Digital twins are like virtual copies, designed to help manufacturing organisations to work better. By analysing these virtual models, companies can prevent costly mistakes, improve production speed, and even introduce innovations that were not previously considered.
Digital twins can be virtual representations of physical objects, systems, or processes that act as a bridge between the digital and physical worlds. The real-time data acquired from sensors and machines allows digital twins to offer insights for optimizing operations, enhancing efficiency, and making informed decisions.
When used in manufacturing, digital twins can offer an array of benefits. For example, digital twins help engineers or designers anticipate equipment issues and resolve them before they escalate into costly downtime. This results in increased asset lifespan, reduced maintenance costs, and enhanced productivity.
This type of technology can also facilitate informed decision-making through simulations and scenario analyses, allowing engineers to test and validate strategies in a risk-free, virtual environment – leading to better strategic planning, faster problem-solving, and the ability to adapt swiftly to changing factory or market conditions.
In addition to their operational advantages, digital twins foster innovation and drive technological advancements. By providing a platform for continuous experimentation and prototyping, they expedite the development of new products and services, potentially shortening time-to-market.
It also stands that digital twins enable manufacturers to align their sustainability goals with real-world outcomes. They can help optimize resource consumption, energy usage, and waste generation in factories, contributing to eco-friendly practices and reduced environmental impact.
What are the types of digital twins?
Francesco Rivalta, engineer at Hubs, has provided Digital Journal with the latest innovation in digital twins technology.
Digital twins are categorized into various types to effectively capture the diverse range of applications and complexities they address. Grouping digital twins allows manufacturers to tailor their implementation to specific needs, such as optimizing product design or monitoring complex manufacturing processes.
Each type corresponds to a specific focus, allowing factories to deploy digital twins that align with their unique objectives.

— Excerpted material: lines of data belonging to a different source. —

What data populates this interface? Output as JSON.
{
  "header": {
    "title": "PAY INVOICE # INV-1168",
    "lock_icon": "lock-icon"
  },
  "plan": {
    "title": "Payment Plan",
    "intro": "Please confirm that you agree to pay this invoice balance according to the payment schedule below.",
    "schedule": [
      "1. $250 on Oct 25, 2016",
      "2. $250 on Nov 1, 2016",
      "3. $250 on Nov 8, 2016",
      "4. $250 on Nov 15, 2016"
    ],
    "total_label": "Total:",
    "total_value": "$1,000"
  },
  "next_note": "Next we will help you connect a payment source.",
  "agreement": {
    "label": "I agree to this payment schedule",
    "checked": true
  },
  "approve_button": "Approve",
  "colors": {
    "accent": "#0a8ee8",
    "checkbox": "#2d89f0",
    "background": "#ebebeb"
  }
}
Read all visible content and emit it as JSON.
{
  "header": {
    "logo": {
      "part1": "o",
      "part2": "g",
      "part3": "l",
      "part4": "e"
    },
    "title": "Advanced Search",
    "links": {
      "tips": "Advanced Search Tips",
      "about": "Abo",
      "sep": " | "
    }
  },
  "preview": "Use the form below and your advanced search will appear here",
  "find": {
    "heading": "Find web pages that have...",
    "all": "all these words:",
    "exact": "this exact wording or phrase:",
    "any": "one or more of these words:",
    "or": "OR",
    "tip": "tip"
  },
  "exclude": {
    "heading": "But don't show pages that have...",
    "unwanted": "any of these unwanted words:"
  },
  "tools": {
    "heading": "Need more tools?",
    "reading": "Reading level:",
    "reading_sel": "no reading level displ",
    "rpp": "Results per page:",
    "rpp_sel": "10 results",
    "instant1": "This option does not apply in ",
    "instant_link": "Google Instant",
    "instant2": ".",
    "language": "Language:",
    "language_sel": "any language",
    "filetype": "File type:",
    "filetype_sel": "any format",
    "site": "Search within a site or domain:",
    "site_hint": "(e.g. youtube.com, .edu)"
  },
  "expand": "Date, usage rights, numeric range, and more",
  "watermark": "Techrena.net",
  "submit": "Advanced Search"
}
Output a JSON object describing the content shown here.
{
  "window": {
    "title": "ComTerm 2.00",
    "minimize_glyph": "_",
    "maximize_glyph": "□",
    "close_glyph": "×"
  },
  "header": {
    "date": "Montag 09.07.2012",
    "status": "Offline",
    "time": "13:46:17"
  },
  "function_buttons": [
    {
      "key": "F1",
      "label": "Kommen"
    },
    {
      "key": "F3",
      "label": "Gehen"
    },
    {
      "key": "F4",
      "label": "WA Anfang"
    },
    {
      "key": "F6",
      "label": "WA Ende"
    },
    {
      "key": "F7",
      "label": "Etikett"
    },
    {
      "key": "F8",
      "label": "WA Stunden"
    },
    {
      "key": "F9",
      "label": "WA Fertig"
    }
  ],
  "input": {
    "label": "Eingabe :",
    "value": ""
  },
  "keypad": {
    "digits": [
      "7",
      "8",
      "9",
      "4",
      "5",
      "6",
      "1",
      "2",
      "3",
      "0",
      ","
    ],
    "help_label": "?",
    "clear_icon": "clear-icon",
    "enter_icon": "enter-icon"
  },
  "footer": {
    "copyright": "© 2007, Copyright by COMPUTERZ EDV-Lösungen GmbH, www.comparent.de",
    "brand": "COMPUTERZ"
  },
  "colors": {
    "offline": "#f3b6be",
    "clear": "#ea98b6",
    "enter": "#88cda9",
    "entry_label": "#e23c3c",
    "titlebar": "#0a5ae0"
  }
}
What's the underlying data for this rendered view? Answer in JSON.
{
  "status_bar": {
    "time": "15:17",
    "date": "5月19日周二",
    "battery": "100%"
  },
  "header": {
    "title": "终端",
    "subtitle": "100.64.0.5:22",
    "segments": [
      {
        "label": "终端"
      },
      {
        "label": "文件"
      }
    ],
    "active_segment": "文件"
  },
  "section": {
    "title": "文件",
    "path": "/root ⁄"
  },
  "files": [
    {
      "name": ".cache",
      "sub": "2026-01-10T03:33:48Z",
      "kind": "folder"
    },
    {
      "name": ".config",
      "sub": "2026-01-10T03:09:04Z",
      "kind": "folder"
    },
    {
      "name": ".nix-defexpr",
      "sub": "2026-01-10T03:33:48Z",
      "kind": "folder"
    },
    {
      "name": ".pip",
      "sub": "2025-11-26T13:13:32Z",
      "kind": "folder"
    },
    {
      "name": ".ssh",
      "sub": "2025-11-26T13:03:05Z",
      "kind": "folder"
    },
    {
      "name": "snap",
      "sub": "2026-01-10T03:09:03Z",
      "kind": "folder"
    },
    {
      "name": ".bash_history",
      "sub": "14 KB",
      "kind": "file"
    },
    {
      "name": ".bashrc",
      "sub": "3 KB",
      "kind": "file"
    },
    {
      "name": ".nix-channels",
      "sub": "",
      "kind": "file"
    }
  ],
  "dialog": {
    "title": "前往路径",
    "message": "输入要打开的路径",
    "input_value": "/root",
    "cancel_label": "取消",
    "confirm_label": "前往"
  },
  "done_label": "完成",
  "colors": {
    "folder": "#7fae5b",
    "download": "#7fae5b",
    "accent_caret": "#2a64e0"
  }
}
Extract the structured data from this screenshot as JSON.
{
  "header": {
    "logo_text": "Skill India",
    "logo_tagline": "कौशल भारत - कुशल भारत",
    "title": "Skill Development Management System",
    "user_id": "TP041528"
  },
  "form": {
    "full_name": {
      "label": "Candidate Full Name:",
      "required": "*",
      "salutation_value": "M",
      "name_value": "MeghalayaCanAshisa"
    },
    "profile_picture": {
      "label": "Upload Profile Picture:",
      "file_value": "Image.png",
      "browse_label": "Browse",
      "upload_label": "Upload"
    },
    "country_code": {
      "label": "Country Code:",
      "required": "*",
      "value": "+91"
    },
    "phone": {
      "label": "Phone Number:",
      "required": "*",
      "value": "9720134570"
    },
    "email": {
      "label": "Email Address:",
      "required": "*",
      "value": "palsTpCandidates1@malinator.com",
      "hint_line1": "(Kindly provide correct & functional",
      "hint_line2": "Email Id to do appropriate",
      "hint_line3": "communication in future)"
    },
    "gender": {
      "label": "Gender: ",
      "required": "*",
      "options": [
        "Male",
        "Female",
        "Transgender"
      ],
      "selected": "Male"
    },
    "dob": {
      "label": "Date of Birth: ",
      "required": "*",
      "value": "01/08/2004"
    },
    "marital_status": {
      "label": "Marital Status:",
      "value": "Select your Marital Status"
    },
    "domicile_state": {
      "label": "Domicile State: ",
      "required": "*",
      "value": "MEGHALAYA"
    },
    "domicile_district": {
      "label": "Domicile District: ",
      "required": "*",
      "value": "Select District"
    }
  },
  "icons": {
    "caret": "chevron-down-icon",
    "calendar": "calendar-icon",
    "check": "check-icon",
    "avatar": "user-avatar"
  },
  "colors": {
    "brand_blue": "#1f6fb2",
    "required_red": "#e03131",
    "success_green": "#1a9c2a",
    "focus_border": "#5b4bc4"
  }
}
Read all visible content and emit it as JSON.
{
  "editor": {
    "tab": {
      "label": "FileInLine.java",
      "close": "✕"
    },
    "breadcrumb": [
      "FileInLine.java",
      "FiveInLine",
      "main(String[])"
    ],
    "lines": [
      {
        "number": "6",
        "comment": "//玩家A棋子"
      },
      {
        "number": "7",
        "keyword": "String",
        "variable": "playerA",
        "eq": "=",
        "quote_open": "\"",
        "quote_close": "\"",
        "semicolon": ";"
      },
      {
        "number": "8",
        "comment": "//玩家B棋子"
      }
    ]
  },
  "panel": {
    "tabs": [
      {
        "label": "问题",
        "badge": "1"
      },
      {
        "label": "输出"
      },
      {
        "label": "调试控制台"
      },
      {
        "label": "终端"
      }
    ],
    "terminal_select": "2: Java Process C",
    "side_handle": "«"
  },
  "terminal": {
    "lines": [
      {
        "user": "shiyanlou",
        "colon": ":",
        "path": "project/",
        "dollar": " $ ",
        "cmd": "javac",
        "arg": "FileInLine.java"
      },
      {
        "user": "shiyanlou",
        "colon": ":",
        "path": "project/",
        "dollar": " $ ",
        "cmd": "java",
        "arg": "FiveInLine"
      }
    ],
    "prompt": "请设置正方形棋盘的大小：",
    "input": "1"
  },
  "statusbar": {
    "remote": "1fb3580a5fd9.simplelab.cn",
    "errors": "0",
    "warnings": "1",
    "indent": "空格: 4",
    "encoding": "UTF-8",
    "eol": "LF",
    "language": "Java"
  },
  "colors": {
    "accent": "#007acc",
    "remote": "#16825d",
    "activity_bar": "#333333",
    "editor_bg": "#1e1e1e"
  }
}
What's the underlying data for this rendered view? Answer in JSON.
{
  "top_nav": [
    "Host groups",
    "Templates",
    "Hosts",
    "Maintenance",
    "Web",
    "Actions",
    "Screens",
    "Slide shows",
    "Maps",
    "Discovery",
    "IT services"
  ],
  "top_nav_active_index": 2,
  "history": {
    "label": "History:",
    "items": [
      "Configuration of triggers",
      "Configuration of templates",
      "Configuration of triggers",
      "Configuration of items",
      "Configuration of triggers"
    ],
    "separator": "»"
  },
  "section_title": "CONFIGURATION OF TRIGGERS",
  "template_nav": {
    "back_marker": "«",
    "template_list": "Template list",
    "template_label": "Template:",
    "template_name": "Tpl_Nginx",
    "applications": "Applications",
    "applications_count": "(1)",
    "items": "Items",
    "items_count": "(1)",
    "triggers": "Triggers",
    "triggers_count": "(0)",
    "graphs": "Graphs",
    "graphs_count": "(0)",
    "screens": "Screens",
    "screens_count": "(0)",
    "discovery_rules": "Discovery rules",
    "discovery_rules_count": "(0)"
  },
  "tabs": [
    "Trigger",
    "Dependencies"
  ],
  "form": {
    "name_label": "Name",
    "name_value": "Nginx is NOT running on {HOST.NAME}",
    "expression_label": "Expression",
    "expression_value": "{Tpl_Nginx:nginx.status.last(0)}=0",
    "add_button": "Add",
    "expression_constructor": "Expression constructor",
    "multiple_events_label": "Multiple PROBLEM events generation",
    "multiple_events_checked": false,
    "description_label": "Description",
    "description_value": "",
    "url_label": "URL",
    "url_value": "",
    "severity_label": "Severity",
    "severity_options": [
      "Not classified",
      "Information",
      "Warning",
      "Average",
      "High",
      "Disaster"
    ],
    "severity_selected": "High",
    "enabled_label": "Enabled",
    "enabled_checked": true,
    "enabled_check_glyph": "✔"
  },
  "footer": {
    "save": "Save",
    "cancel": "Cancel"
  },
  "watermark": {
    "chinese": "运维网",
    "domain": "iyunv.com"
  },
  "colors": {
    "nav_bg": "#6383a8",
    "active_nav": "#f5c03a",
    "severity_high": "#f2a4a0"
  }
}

The most common types of digital twins are:
Product digital twins
Product digital twins represent physical products and assets. They are used throughout the product lifecycle, from design and development to manufacturing, operation, and maintenance. Product digital twins help optimize machine or part design, simulate performance, monitor usage, and enable predictive maintenance.
Process digital twins
Using digital twins, we can simulate and play out manufacturing processes and other complex workflows. They highlight bottlenecks, enhance production, and up the efficiency game. They’ve also proven to be quite useful in managing supply chain operations — a challenge many businesses have grappled with (as outlined in this report).
System digital twins
System digital twins represent entire systems or environments, such as factories and industrial complexes, enabling holistic monitoring, analysis, and optimization of interconnected components or processes.
Asset digital twins
Asset digital twins focus on individual physical assets, such as machinery, equipment, or infrastructure. They facilitate remote monitoring, predictive maintenance, and performance optimization.
As digital twins technology continues to evolve, the technology will be integrated into a range of systems, from autonomous robotics to intelligent supply chains.